СОКРУШИТЕЛЬНАЯ ОТСТАВКА ЗНАМЕНИТОГО ПРИСТАВА
Вообще этот полицейский Иван Шишковский был большой любитель порки как универсального административного средства при всевозможных обстоятельствах. До какой степени усердия проводил он своё воззрение в жизнь, говорит тот факт, что даже тогдашнее губернское правление, обеспокоенное многочисленными жалобами обывателей на его жестокость, требовало от пристава личных объяснений.

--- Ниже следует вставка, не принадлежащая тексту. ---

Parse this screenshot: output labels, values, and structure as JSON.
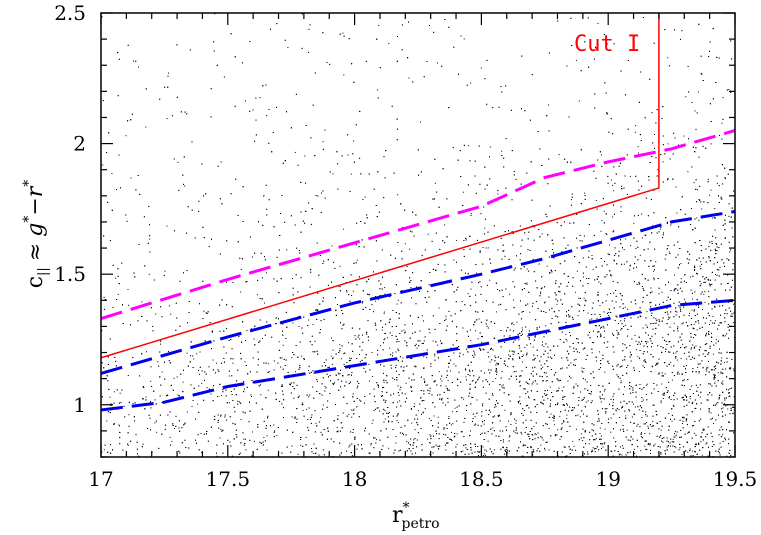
{
  "chart_data": {
    "type": "scatter",
    "title": "",
    "xlabel": {
      "base": "r",
      "sup": "*",
      "sub": "petro"
    },
    "ylabel": {
      "c_part": "c",
      "c_sub": "||",
      "approx": "≈",
      "g": "g",
      "g_sup": "*",
      "minus": "−",
      "r": "r",
      "r_sup": "*"
    },
    "xlim": [
      17,
      19.5
    ],
    "ylim": [
      0.8,
      2.5
    ],
    "xticks": [
      "17",
      "17.5",
      "18",
      "18.5",
      "19",
      "19.5"
    ],
    "yticks": [
      "1",
      "1.5",
      "2",
      "2.5"
    ],
    "grid": false,
    "annotation": {
      "text": "Cut I",
      "color": "#ff0000"
    },
    "colors": {
      "cut": "#ff0000",
      "magenta": "#ff00ff",
      "blue": "#0000ee",
      "points": "#000000"
    },
    "series": [
      {
        "style": "solid",
        "color": "#ff0000",
        "x": [
          17.0,
          19.2,
          19.2
        ],
        "y": [
          1.18,
          1.83,
          2.5
        ]
      },
      {
        "style": "dashed",
        "color": "#ff00ff",
        "x": [
          17.0,
          17.5,
          18.0,
          18.5,
          18.75,
          19.0,
          19.25,
          19.5
        ],
        "y": [
          1.33,
          1.48,
          1.62,
          1.76,
          1.87,
          1.93,
          1.98,
          2.05
        ]
      },
      {
        "style": "dashed",
        "color": "#0000ee",
        "x": [
          17.0,
          17.5,
          18.0,
          18.5,
          18.75,
          19.0,
          19.25,
          19.5
        ],
        "y": [
          1.12,
          1.26,
          1.39,
          1.5,
          1.56,
          1.63,
          1.7,
          1.74
        ]
      },
      {
        "style": "dashed",
        "color": "#0000ee",
        "x": [
          17.0,
          17.25,
          17.5,
          18.0,
          18.5,
          18.75,
          19.0,
          19.25,
          19.5
        ],
        "y": [
          0.98,
          1.01,
          1.07,
          1.15,
          1.23,
          1.28,
          1.33,
          1.38,
          1.4
        ]
      }
    ],
    "scatter_density": {
      "x_range": [
        17,
        19.5
      ],
      "y_range": [
        0.8,
        2.5
      ],
      "points_per_unit": 900,
      "color": "#000000"
    }
  }
}
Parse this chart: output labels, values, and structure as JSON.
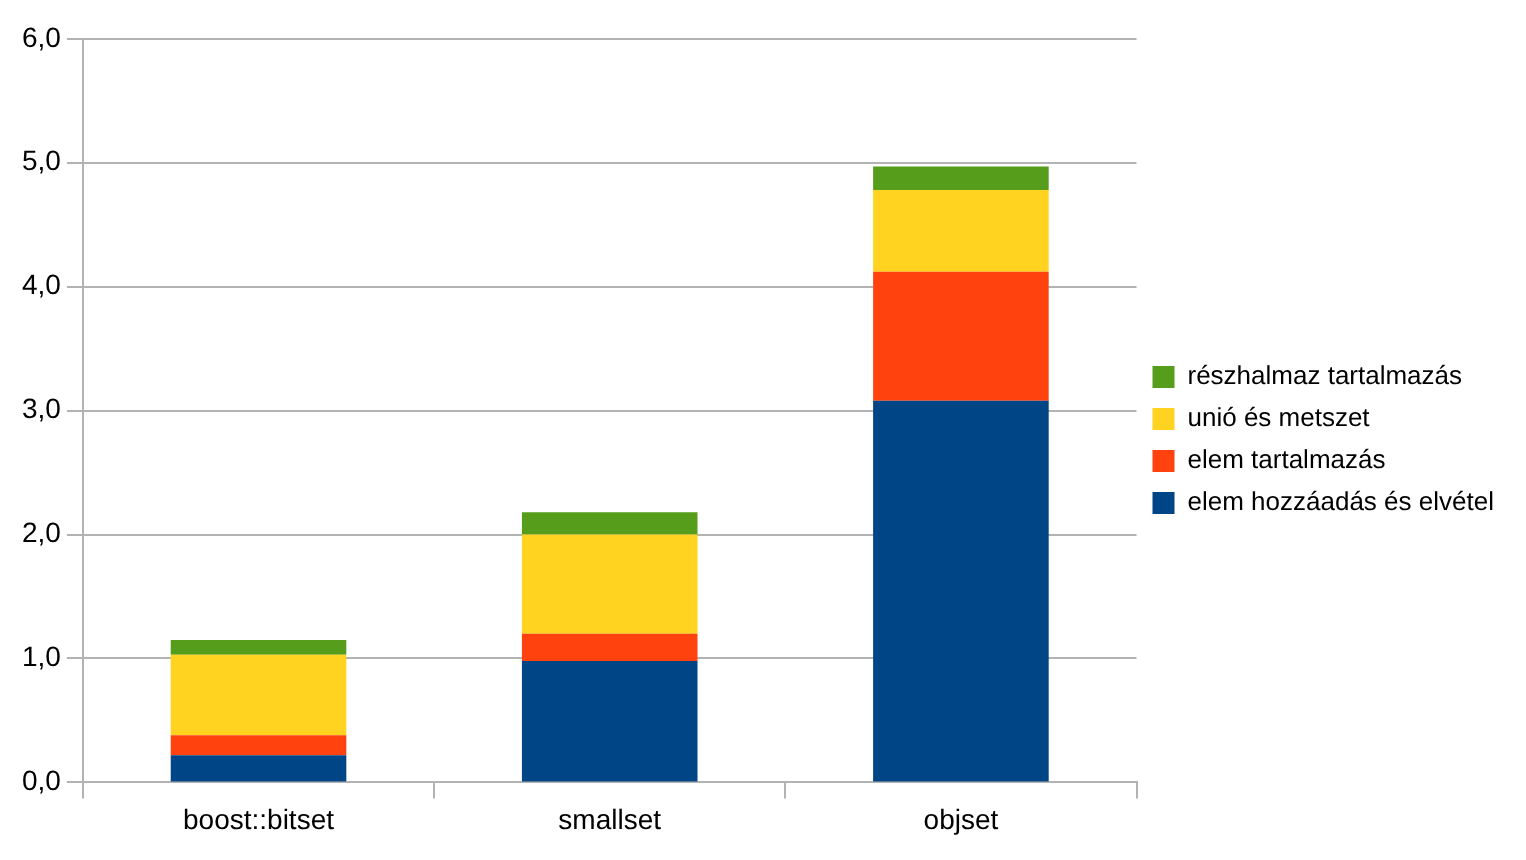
{
  "chart_data": {
    "type": "bar",
    "stacked": true,
    "categories": [
      "boost::bitset",
      "smallset",
      "objset"
    ],
    "series": [
      {
        "name": "elem hozzáadás és elvétel",
        "color": "#004586",
        "values": [
          0.22,
          0.98,
          3.08
        ]
      },
      {
        "name": "elem tartalmazás",
        "color": "#ff420e",
        "values": [
          0.16,
          0.22,
          1.04
        ]
      },
      {
        "name": "unió és metszet",
        "color": "#ffd320",
        "values": [
          0.65,
          0.8,
          0.66
        ]
      },
      {
        "name": "részhalmaz tartalmazás",
        "color": "#579d1c",
        "values": [
          0.12,
          0.18,
          0.19
        ]
      }
    ],
    "ylim": [
      0,
      6
    ],
    "yticks": [
      {
        "value": 0,
        "label": "0,0"
      },
      {
        "value": 1,
        "label": "1,0"
      },
      {
        "value": 2,
        "label": "2,0"
      },
      {
        "value": 3,
        "label": "3,0"
      },
      {
        "value": 4,
        "label": "4,0"
      },
      {
        "value": 5,
        "label": "5,0"
      },
      {
        "value": 6,
        "label": "6,0"
      }
    ],
    "grid": "y",
    "legend": "right"
  }
}
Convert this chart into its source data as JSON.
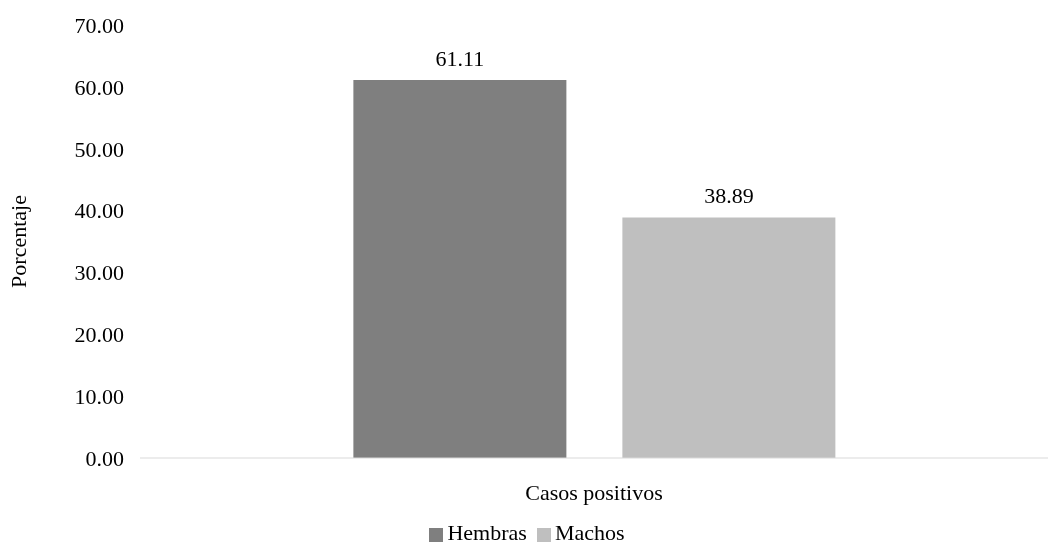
{
  "chart_data": {
    "type": "bar",
    "ylabel": "Porcentaje",
    "categories": [
      "Casos positivos"
    ],
    "series": [
      {
        "name": "Hembras",
        "color": "#7f7f7f",
        "values": [
          61.11
        ]
      },
      {
        "name": "Machos",
        "color": "#bfbfbf",
        "values": [
          38.89
        ]
      }
    ],
    "ylim": [
      0,
      70
    ],
    "yticks": [
      {
        "value": 0,
        "label": "0.00"
      },
      {
        "value": 10,
        "label": "10.00"
      },
      {
        "value": 20,
        "label": "20.00"
      },
      {
        "value": 30,
        "label": "30.00"
      },
      {
        "value": 40,
        "label": "40.00"
      },
      {
        "value": 50,
        "label": "50.00"
      },
      {
        "value": 60,
        "label": "60.00"
      },
      {
        "value": 70,
        "label": "70.00"
      }
    ],
    "data_labels": true,
    "legend": "bottom",
    "grid": false
  }
}
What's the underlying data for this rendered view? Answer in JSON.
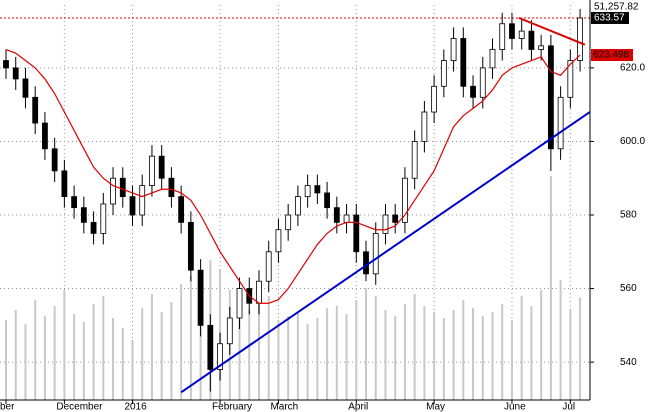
{
  "chart_data": {
    "type": "candlestick",
    "categories": [
      "ber",
      null,
      null,
      null,
      null,
      null,
      "December",
      null,
      null,
      null,
      null,
      null,
      null,
      "2016",
      null,
      null,
      null,
      null,
      null,
      null,
      null,
      null,
      "February",
      null,
      null,
      null,
      null,
      null,
      "March",
      null,
      null,
      null,
      null,
      null,
      null,
      null,
      "April",
      null,
      null,
      null,
      null,
      null,
      null,
      null,
      "May",
      null,
      null,
      null,
      null,
      null,
      null,
      null,
      "June",
      null,
      null,
      null,
      null,
      null,
      "Jul",
      null
    ],
    "open": [
      622,
      620,
      617,
      612,
      605,
      598,
      592,
      585,
      582,
      578,
      575,
      583,
      590,
      585,
      580,
      588,
      596,
      590,
      585,
      578,
      565,
      550,
      538,
      545,
      552,
      560,
      556,
      562,
      570,
      576,
      580,
      585,
      588,
      586,
      582,
      578,
      580,
      570,
      564,
      575,
      580,
      578,
      590,
      600,
      608,
      615,
      622,
      628,
      615,
      612,
      620,
      625,
      632,
      628,
      630,
      625,
      626,
      598,
      612,
      622
    ],
    "high": [
      625,
      623,
      620,
      615,
      608,
      601,
      595,
      588,
      585,
      581,
      586,
      593,
      593,
      588,
      591,
      599,
      599,
      593,
      588,
      581,
      568,
      553,
      548,
      555,
      563,
      563,
      565,
      573,
      579,
      583,
      588,
      591,
      591,
      589,
      585,
      583,
      583,
      573,
      578,
      583,
      583,
      593,
      603,
      611,
      618,
      625,
      631,
      631,
      618,
      623,
      628,
      635,
      635,
      633,
      633,
      629,
      629,
      615,
      625,
      636
    ],
    "low": [
      617,
      614,
      609,
      602,
      595,
      589,
      582,
      579,
      575,
      572,
      572,
      580,
      582,
      577,
      577,
      585,
      587,
      582,
      575,
      562,
      547,
      532,
      535,
      542,
      549,
      553,
      553,
      559,
      567,
      573,
      577,
      582,
      583,
      579,
      575,
      575,
      567,
      562,
      561,
      572,
      575,
      575,
      587,
      597,
      605,
      612,
      619,
      612,
      609,
      609,
      617,
      622,
      625,
      625,
      622,
      622,
      592,
      595,
      609,
      619
    ],
    "close": [
      620,
      617,
      612,
      605,
      598,
      592,
      585,
      582,
      578,
      575,
      583,
      590,
      585,
      580,
      588,
      596,
      590,
      585,
      578,
      565,
      550,
      538,
      545,
      552,
      560,
      556,
      562,
      570,
      576,
      580,
      585,
      588,
      586,
      582,
      578,
      580,
      570,
      564,
      575,
      580,
      578,
      590,
      600,
      608,
      615,
      622,
      628,
      615,
      612,
      620,
      625,
      632,
      628,
      630,
      625,
      626,
      598,
      612,
      622,
      633.57
    ],
    "moving_average": [
      625,
      624,
      622,
      620,
      617,
      613,
      608,
      603,
      598,
      593,
      590,
      588,
      587,
      586,
      585,
      586,
      587,
      587,
      586,
      584,
      580,
      575,
      570,
      566,
      562,
      558,
      556,
      556,
      557,
      560,
      564,
      568,
      572,
      575,
      577,
      578,
      578,
      577,
      576,
      576,
      577,
      580,
      584,
      588,
      592,
      598,
      604,
      607,
      609,
      611,
      614,
      618,
      620,
      621,
      622,
      623,
      619,
      618,
      621,
      623.498
    ],
    "volume": [
      40000,
      45000,
      38000,
      50000,
      42000,
      47000,
      55000,
      43000,
      39000,
      48000,
      52000,
      41000,
      36000,
      30000,
      46000,
      53000,
      44000,
      49000,
      58000,
      62000,
      60000,
      70000,
      65000,
      55000,
      50000,
      45000,
      48000,
      52000,
      40000,
      42000,
      44000,
      38000,
      41000,
      46000,
      47000,
      43000,
      50000,
      56000,
      52000,
      45000,
      42000,
      48000,
      53000,
      47000,
      44000,
      41000,
      45000,
      50000,
      46000,
      42000,
      44000,
      48000,
      40000,
      52000,
      47000,
      55000,
      112000,
      60000,
      45000,
      51257.82
    ],
    "volume_label": "51,257.82",
    "last_label": "633.57",
    "ma_label": "623.498",
    "resistance": 633.57,
    "trendlines": [
      {
        "color": "#0000cc",
        "x": [
          18,
          60
        ],
        "y": [
          531.8,
          608
        ]
      },
      {
        "color": "#dd0000",
        "x": [
          52.7,
          59.5
        ],
        "y": [
          633.6,
          626.3
        ]
      }
    ],
    "ylim": [
      529.7,
      637.1
    ],
    "yticks": [
      {
        "value": 540,
        "label": "540"
      },
      {
        "value": 560,
        "label": "560"
      },
      {
        "value": 580,
        "label": "580"
      },
      {
        "value": 600,
        "label": "600.0"
      },
      {
        "value": 620,
        "label": "620.0"
      }
    ],
    "vlim": [
      0,
      100000
    ],
    "up_color": "#ffffff",
    "down_color": "#000000",
    "ma_color": "#dd0000",
    "volume_color": "#c8c8c8",
    "grid": true
  }
}
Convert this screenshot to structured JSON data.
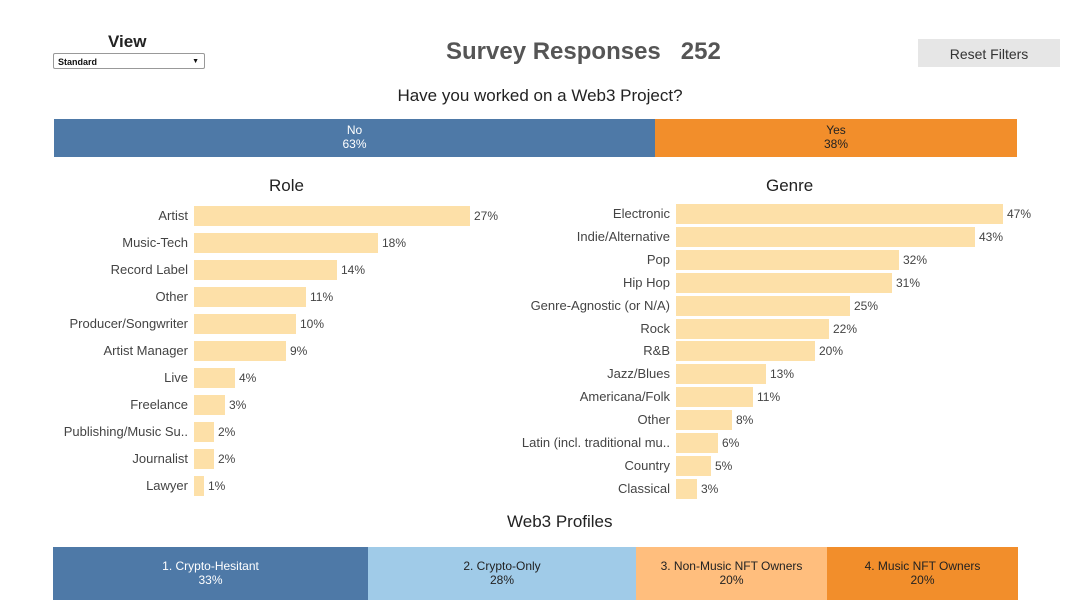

Представьте, что полицейский без тени смущения или увёрток признался, что сечёт тех, кто этого заслуживает, и выразил непоколебимое убеждение, что с русским мужиком никакие иные меры, кроме розог, немыслимы. От губернского правления, он, однако, получил замечание быть разборчивее и осмотрительнее при употреблении в дело этого педагогического средства. Впрочем, ему не удалось воспользоваться этим советом, и после столкновения с вновь открытым мировым судом, когда обнаружились вопиющие факты полицейского деспотизма и произвола, практиковавшихся в Лефортовской части, пристав Шишковский вскоре был уволен со службы.
Современники дореформенной и послереформенной России рассказывали, что ближайшим поводом к отставке Шишковского послужил такой случай. Перед самым открытием новых судов один обыватель, выведенный из терпения безобразиями, распутством и непочтительностью своего сына, решил проучить его, для чего отправился к Шишковскому, прося его содействия — какого именно, той и другой стороне было понятно: молодца следовало пригласить или привести в полицию и в присутствии отца выпороть. Но это случилось как раз после объяснения Шишковского с губернскими властями, и он объявил отцу, что выполнит его желание только в том случае, если тот даст ему письменное полномочие делать с сыном, что ему угодно, а сверх того расписку, что никаких претензий иметь не будет и жалоб подавать никуда не станет. Не подозревая ловушки, отец согласился на это условие.
Блудного сына привели, раздели, разложили и в присутствии отца и самого Шишковского принялись драть. Сначала отец считал количество розог, потом начал сбиваться, а там и вовсе счёт потерял. А молодца всё дерут, а он орёт благим матом. Сжалился отец: «Не довольно ли, ваше высокоблагородие?» — «Э, что ты, братец, и розги ещё не успели размяться как следует». Подождал отец ещё. Розги продолжают свистать, сын вопить, но уж как будто слабее. Испугался старик, опять к приставу: не довольно ли? А тому кажется, что ещё чересчур мало, и во избежание споров он показывает отцу им же подписанную бумагу: «И если ты опять начнёшь заступаться, то я тебя велю вывести вон». Тут старик понял, как он опростоволосился с этой подпиской. Нечего и говорить, что с его сынка семь шкур спустили и что долго ему небо с овчинку казалось, а потом и вовсе перестало казаться. Экзекуцию закончили только тогда, когда наконец испугался сам Шишковский, когда истязуемый лишился чувств и был вынесен замертво. Потом он очнулся, но ненадолго, ибо тут же впал в жесточайшую горячку, в которой пролежал между жизнью и смертью несколько месяцев.
Этот возмутительный случай получил широкую огласку, которая дошла до властей. Пристав Лефортовской части потерпел сокрушительную отставку, именуемую отставкой без прошения, что означало то же, что с «волчьим паспортом».
В отставке Ивану Осиповичу привелось пожить совсем недолго. Лихой и бравый служака в недавнем прошлом, с 15-летним стажем приставничества, в качестве простого обывателя как-то сразу захирел, осунулся, оказался круглым бедняком. Потом заболел злейшей чахоткой, которая не задержала окончательного расчёта с жизнью. А когда умер, то и похоронен был на средства, собранные от щедрот нескольких фабрикантов, пользовавшихся его благорасположением, когда он был в своей полицейской славе.